German Workers Walk Out at Amazon Warehouses

Jeff Bezos
By Steve Jurvetson CC-BY-2.0, via Wikimedia Commons
For at least the third time in 2014, Amazon.com Inc. (NASDAQ: AMZN) has been hit by a workers walkout at its German warehouses. Workers at two distribution centers in Bad Hersfeld walked out late Sunday night, followed by workers at three other locations early Monday morning. Amazon operates nine logistics centers in Germany and employs about 9,000 permanent staff and some 14,000 temporary workers.

The walkout is scheduled to end Tuesday night at 10 p.m. local time.

Beginning last year, workers represented by the Verdi labor union have walked off their jobs temporarily in an effort to bring Amazon to the bargaining table and to get the company to reclassify the warehouse jobs as mail order and retail jobs rather than logistics jobs. The former classification receives more pay than the latter.

Amazon neither recognizes nor bargains with the union. The company has had no comment on this job action, but in April it said that it pays workers above average wages for the logistics classification.

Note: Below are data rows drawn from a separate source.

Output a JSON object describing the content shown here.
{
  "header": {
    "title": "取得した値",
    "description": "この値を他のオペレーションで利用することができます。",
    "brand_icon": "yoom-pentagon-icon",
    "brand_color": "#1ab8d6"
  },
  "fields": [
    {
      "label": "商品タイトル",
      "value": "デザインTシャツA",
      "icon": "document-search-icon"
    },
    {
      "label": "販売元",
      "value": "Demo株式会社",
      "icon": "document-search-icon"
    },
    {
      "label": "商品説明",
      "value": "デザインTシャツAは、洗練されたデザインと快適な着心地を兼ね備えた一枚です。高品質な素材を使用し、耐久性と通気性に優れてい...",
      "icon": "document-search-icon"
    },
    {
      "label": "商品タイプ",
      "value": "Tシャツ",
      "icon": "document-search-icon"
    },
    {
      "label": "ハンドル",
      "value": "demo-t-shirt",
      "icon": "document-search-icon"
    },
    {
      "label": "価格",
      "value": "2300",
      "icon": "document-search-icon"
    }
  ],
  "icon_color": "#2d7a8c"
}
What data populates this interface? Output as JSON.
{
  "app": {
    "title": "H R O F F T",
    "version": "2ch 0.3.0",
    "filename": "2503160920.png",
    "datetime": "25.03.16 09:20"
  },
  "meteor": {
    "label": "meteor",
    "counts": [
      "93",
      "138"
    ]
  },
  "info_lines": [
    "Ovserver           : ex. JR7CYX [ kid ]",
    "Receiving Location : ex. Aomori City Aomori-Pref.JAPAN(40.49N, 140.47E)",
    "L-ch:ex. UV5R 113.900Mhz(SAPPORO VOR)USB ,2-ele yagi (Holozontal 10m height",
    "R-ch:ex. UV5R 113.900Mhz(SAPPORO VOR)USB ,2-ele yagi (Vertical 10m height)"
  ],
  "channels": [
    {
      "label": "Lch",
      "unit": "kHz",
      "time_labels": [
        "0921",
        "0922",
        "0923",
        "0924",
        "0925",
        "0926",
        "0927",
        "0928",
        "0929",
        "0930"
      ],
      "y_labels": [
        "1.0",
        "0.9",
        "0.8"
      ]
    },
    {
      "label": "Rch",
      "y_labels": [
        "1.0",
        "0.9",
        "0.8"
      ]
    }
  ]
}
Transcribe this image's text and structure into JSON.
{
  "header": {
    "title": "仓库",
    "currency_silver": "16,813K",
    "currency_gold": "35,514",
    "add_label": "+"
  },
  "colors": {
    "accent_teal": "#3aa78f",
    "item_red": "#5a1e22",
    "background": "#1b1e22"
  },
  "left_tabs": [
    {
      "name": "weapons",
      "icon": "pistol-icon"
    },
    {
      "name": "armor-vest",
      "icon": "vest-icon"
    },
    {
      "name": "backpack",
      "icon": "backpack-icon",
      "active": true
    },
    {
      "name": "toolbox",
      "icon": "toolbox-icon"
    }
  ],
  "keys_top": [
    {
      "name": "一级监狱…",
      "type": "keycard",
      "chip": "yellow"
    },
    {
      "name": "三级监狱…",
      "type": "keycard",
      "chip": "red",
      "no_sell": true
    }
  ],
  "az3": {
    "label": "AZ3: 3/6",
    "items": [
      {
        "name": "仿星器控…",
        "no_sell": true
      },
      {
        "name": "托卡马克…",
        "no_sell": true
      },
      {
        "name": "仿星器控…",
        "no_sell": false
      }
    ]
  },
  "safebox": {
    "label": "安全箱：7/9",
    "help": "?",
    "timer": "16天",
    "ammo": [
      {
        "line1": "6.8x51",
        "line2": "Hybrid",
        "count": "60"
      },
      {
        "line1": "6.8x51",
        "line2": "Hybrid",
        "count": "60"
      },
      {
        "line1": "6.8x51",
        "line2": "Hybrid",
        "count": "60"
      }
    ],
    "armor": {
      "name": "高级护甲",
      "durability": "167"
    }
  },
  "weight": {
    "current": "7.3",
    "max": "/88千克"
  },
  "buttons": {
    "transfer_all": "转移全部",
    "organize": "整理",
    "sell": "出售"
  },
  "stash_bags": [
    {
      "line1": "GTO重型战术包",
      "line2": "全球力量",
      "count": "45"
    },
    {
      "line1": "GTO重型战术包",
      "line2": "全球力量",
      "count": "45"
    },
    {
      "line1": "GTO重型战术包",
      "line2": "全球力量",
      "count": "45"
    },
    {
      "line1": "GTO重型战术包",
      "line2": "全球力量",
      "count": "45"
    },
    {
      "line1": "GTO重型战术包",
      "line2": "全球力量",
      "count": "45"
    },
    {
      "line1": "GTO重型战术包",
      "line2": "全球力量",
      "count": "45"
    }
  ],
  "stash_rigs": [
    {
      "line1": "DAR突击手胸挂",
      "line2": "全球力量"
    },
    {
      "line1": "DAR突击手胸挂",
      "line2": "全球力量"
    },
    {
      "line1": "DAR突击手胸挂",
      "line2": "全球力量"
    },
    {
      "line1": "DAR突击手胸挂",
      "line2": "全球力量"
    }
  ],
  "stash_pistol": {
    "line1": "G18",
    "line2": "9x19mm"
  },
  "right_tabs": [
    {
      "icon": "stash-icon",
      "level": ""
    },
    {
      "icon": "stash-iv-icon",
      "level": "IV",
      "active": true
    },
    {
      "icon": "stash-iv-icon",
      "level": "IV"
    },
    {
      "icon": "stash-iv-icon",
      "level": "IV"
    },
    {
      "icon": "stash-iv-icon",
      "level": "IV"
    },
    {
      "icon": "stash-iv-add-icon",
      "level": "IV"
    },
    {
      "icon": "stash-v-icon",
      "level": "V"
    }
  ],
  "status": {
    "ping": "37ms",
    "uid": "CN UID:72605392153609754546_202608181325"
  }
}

The union has said that Amazon recently offered workers at one location pay increases of between 2.1% and 3.0%. But the union wants a collective bargaining agreement and job reclassification. According to the union, Amazon pays its workers several hundred euros less per month than they might otherwise earn at the retail job classification.

During a similar walkout last November, Amazon countered the union’s demands with an offer for holiday bonuses, even though the company refused to talk with union representatives. The company insists on talking only to its own employee work councils. Amazon has never held any collective bargaining sessions with any union or group of employees anywhere, at any time, and very likely never will.